Long before terms like "AI clusters" and "hyperscale fabrics" became common, Berkeley Lab demonstrated that multi-gigabit, wide-area data movement was not merely a concept of science fiction but a crucial component of scientific infrastructure. Their demonstration achieved data transfer at unprecedented speeds, validating 10GbE as a practical backbone for research networks and paving the way for the distributed science workflows we often take for granted today.

This achievement marked the beginning of an era where the bottleneck shifted decisively from computation to communication, an insight that resonates with Shalf's warnings even today.

Energy: The Defining Constraint of Our Time

Shalf's central thesis made a significant impact: energy is the real barrier.

He noted the end of Dennard scaling, emphasizing that wire delays are now surpassing transistor improvements. Additionally, hyperscale AI is driving consumption at the grid level.

Shalf argued that the next wave of innovation will not come from brute-force scaling but rather from specialization, advanced packaging, and chiplets. Most importantly, he highlighted the need for an expanded definition of co-design that integrates materials, circuits, architecture, and algorithms into a unified approach.

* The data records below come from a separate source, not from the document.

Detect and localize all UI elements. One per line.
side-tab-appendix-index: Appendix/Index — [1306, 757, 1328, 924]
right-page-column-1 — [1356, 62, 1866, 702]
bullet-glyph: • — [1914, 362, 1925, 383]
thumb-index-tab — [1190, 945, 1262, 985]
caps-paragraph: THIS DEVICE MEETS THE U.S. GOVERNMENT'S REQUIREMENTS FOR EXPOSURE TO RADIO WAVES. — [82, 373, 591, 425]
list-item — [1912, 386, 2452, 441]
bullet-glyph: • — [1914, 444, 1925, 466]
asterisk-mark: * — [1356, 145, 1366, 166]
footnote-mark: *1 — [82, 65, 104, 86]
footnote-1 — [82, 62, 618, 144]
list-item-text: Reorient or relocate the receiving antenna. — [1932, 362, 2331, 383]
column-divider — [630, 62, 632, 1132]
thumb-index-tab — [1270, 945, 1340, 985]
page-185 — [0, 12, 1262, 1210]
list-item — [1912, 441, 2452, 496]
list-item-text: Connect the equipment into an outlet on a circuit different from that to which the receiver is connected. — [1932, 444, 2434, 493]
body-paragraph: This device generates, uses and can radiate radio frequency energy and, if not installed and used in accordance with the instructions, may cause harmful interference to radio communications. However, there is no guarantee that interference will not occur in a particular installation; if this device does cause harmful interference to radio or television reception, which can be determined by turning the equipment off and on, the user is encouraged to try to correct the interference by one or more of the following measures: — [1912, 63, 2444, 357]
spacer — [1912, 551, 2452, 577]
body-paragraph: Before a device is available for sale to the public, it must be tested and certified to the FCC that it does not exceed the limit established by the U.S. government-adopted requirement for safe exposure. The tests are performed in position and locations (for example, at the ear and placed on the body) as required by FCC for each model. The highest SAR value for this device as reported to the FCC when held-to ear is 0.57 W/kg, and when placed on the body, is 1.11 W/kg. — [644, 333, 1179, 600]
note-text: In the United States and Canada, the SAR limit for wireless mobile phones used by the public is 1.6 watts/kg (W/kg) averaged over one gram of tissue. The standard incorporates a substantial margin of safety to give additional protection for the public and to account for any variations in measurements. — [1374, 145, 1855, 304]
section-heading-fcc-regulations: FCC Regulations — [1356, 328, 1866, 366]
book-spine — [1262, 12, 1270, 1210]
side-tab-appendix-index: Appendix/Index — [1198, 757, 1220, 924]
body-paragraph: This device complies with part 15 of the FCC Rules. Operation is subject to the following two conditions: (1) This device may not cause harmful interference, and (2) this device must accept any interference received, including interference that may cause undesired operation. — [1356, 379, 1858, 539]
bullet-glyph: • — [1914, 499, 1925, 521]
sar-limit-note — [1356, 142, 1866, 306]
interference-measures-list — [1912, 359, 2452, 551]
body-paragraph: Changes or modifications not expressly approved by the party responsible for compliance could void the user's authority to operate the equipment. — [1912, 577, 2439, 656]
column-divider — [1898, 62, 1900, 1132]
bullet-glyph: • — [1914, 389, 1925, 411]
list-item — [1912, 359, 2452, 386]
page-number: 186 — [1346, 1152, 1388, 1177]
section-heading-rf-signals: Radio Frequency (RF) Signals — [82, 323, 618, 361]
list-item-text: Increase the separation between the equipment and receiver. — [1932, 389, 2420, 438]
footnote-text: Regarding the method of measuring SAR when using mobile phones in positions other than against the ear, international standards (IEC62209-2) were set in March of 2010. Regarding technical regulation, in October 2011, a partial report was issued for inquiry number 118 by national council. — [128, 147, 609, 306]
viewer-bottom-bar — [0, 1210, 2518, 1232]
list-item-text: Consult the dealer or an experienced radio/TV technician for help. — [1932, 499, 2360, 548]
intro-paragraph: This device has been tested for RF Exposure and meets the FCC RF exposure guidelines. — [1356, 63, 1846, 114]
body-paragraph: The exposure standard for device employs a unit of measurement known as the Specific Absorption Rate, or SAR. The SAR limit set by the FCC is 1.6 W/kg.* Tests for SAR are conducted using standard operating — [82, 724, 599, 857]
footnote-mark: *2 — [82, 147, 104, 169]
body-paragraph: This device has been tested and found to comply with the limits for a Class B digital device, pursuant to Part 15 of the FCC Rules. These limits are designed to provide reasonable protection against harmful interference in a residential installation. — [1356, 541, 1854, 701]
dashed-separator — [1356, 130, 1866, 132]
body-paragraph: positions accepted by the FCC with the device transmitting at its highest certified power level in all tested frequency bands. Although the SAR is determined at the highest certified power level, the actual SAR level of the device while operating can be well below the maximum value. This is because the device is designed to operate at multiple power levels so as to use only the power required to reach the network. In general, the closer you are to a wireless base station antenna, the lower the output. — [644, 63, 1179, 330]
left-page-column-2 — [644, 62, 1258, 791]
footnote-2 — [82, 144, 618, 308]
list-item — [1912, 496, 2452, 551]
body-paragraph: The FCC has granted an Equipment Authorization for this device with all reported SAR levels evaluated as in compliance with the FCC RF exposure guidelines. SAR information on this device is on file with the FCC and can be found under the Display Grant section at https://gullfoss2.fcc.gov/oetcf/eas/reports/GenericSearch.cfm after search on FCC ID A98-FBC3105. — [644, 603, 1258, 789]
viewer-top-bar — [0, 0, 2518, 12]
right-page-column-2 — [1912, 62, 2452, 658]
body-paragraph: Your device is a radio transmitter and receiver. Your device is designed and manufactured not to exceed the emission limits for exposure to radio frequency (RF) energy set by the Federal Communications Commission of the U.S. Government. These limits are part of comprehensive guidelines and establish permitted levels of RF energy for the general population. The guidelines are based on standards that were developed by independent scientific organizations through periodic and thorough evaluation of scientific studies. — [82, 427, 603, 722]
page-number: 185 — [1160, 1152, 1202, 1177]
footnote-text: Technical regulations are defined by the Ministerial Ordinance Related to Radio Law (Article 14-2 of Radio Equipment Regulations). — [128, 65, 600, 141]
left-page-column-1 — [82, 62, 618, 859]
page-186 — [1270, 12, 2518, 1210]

Reversible Logic and the Frontier Beyond Thermodynamics

In one of the most progressive sections of the talk, Shalf introduced reversible computing and topological materials as promising avenues for achieving ultra-low-energy computation. By eliminating the need for bit erasure, reversible logic avoids thermodynamic limits altogether, challenging the conventional belief that computation must always incur an energy cost. This serves as a reminder that future breakthroughs may look very different from the incremental improvements of the past decade.

Closing: A Field Ready for Reinvention

Shalf concluded on an optimistic note, albeit with a sense of urgency. He argued that the future of high-performance computing will not be dominated by massive machines or sheer scaling alone. Instead, it will belong to systems designed with humility, shaped by genuine scientific needs, and developed through collaboration rather than stagnation.

The applause that followed was not simply in recognition of a successful career. It was a response to a vision, a call for computing to reinvent itself, as it has done throughout history whenever science has demanded it.